Introduction: We have previously reported serum concentration of sFas predict a clinical outcome of patients with DLBCL. Here, we added the number of patients and confirmed that a high serum sFas level was associated with unfavorable prognosis of patients with DLBCL.
Patients and methods: We used a prospective, consecutive entry design, and the study protocol was approved by the Institution’s Review Board. Between October 1995 and September 2002 previously untreated 132 patients with DLBCL (Group A: patients treated without rituximab) and between December 2002 and March 2007 previously untreated 75 patients with DLBCL (Group B: patients treated with rituximab) confirmed by biopsy participated in this study. We considered eligible for this study all patients with histologically confirmed diagnosis of DLBCL, according to the Working-Formulation and the WHO classification. Serum sFas was determined using ELISA. Patients were assigned to receive eight cycles of CHOP or THP (tetrahydropyranyl-adriamycin) -COP therapy before September 2002. The patients who had been registered after October, 2002 received the R-CHOP or R-THP-COP therapy. A serum sFas level of 3.0ng /ml was used as the cut-off value in this study. All follow-up data were updated on March 1, 2007.
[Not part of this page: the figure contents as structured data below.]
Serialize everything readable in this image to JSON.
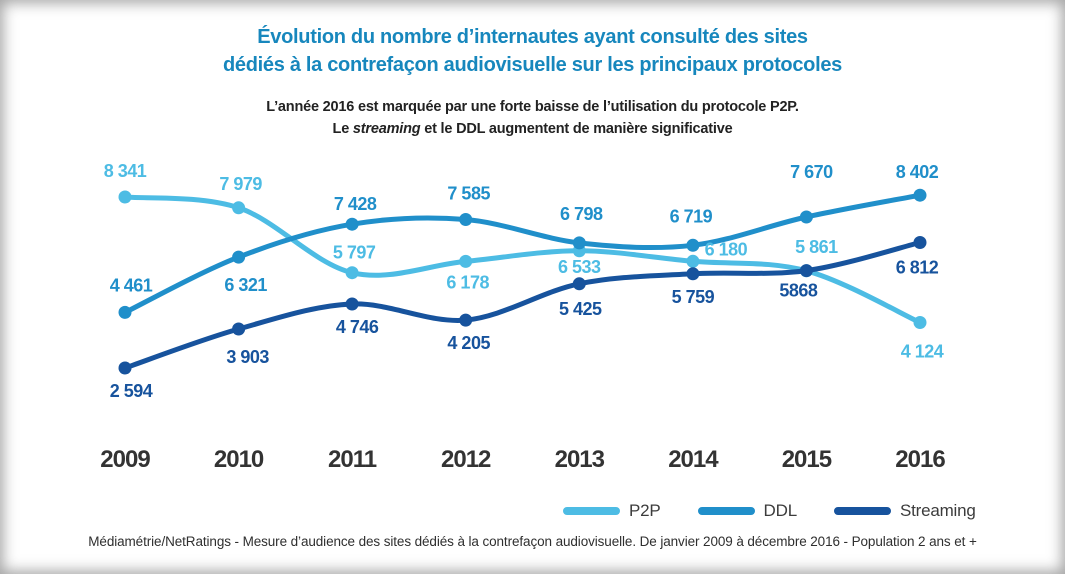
{
  "title": {
    "line1": "Évolution du nombre d’internautes ayant consulté des sites",
    "line2": "dédiés à la contrefaçon audiovisuelle sur les principaux protocoles",
    "color": "#1787bd"
  },
  "subtitle": {
    "line1": "L’année 2016 est marquée par une forte baisse de l’utilisation du protocole P2P.",
    "line2_prefix": "Le ",
    "line2_italic": "streaming",
    "line2_suffix": " et le DDL augmentent de manière significative"
  },
  "footer": "Médiamétrie/NetRatings - Mesure d’audience des sites dédiés à la contrefaçon audiovisuelle. De janvier 2009 à décembre 2016 - Population 2 ans et +",
  "chart_data": {
    "type": "line",
    "title": "Évolution du nombre d’internautes ayant consulté des sites dédiés à la contrefaçon audiovisuelle sur les principaux protocoles",
    "x": [
      "2009",
      "2010",
      "2011",
      "2012",
      "2013",
      "2014",
      "2015",
      "2016"
    ],
    "xlabel": "",
    "ylabel": "",
    "ylim": [
      2594,
      8402
    ],
    "grid": false,
    "legend_position": "bottom-right",
    "series": [
      {
        "name": "P2P",
        "color": "#4dbce4",
        "values": [
          8341,
          7979,
          5797,
          6178,
          6533,
          6180,
          5861,
          4124
        ],
        "labels": [
          "8 341",
          "7 979",
          "5 797",
          "6 178",
          "6 533",
          "6 180",
          "5 861",
          "4 124"
        ],
        "label_offsets": [
          [
            0,
            -26
          ],
          [
            2,
            -24
          ],
          [
            2,
            -20
          ],
          [
            2,
            21
          ],
          [
            0,
            16
          ],
          [
            33,
            -12
          ],
          [
            10,
            -24
          ],
          [
            2,
            29
          ]
        ]
      },
      {
        "name": "DDL",
        "color": "#208fca",
        "values": [
          4461,
          6321,
          7428,
          7585,
          6798,
          6719,
          7670,
          8402
        ],
        "labels": [
          "4 461",
          "6 321",
          "7 428",
          "7 585",
          "6 798",
          "6 719",
          "7 670",
          "8 402"
        ],
        "label_offsets": [
          [
            6,
            -27
          ],
          [
            7,
            28
          ],
          [
            3,
            -20
          ],
          [
            3,
            -26
          ],
          [
            2,
            -29
          ],
          [
            -2,
            -29
          ],
          [
            5,
            -45
          ],
          [
            -3,
            -23
          ]
        ]
      },
      {
        "name": "Streaming",
        "color": "#17539d",
        "values": [
          2594,
          3903,
          4746,
          4205,
          5425,
          5759,
          5868,
          6812
        ],
        "labels": [
          "2 594",
          "3 903",
          "4 746",
          "4 205",
          "5 425",
          "5 759",
          "5868",
          "6 812"
        ],
        "label_offsets": [
          [
            6,
            23
          ],
          [
            9,
            28
          ],
          [
            5,
            23
          ],
          [
            3,
            23
          ],
          [
            1,
            25
          ],
          [
            0,
            23
          ],
          [
            -8,
            20
          ],
          [
            -3,
            25
          ]
        ]
      }
    ]
  }
}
Results: In Group A: 132 patients were enrolled in this category (82 males, 50 females, age; 14 to 92 years, median; 66 years). IPI scoring was available in all patients; accordingly 18.2% patients were classified as low risk, 25.8% as low-intermediate; 32.6% as high-intermediate, and 23.5% as high risk. Overall, the CR rate was 73.5%; PRs were observed in 7.6% and failures in 18.9%. The CR rates for patients with an sFas level of 3.0ng /ml and over and less than 3.0ng /ml were 51.1% and 81.6%, respectively (P<0.0005). The 5-year OS rates for patients with an sFas level of 3.0ng /ml and over and less than 3.0ng /ml were 19.8% and 61.9%, respectively (P<0.0001). In Group B: 75 patients were enrolled in this category (42 males, 33 females, age; 24 to 88 years, median; 69 years). IPI scoring was as follows; 22.6% patients were classified as low risk, 26.6% as low-intermediate; 21.3% as high-intermediate, and 29.3% as high risk. Overall, the CR rate was 72.0%; PRs were observed in 22.7% and failures in 5.3%. The CR rates for patients with a sFas level of 3.0ng /ml and over and less than 3.0ng /ml were 65.6% and 76.7%, respectively (NS). The 2-year OS rates for patients with an sFas level of 3.0ng /ml and over and less than 3.0ng /ml were 54.7% and 92.2, respectively (P<0.01). Multivariate analysis using the proportional hazards model revealed that sFas concentration significantly correlated with overall survival in both group A and B (p<0.05).
Discussion: The IPI is now considered as the most reliable index. After introduction of rituximab to treat for B cell lymphoma, the change of the prognostic factor is expected. In this examination, initially, we could confirm that sFas was an important prognostic factor for DLBCL in the patients who are treated with CHOP regimen as a result of extending the period of surveillance. In addition, we could show that sFas is a useful prognostic factor for DLBCL in the patients who are treated with R-CHOP regimen, too.
Conclusion: Serum sFas is a significant prognostic factor for DLBCL and a useful tool for selecting the appropriate therapeutic strategy in patients with DLBCL.
Disclosure: No relevant conflicts of interest to declare.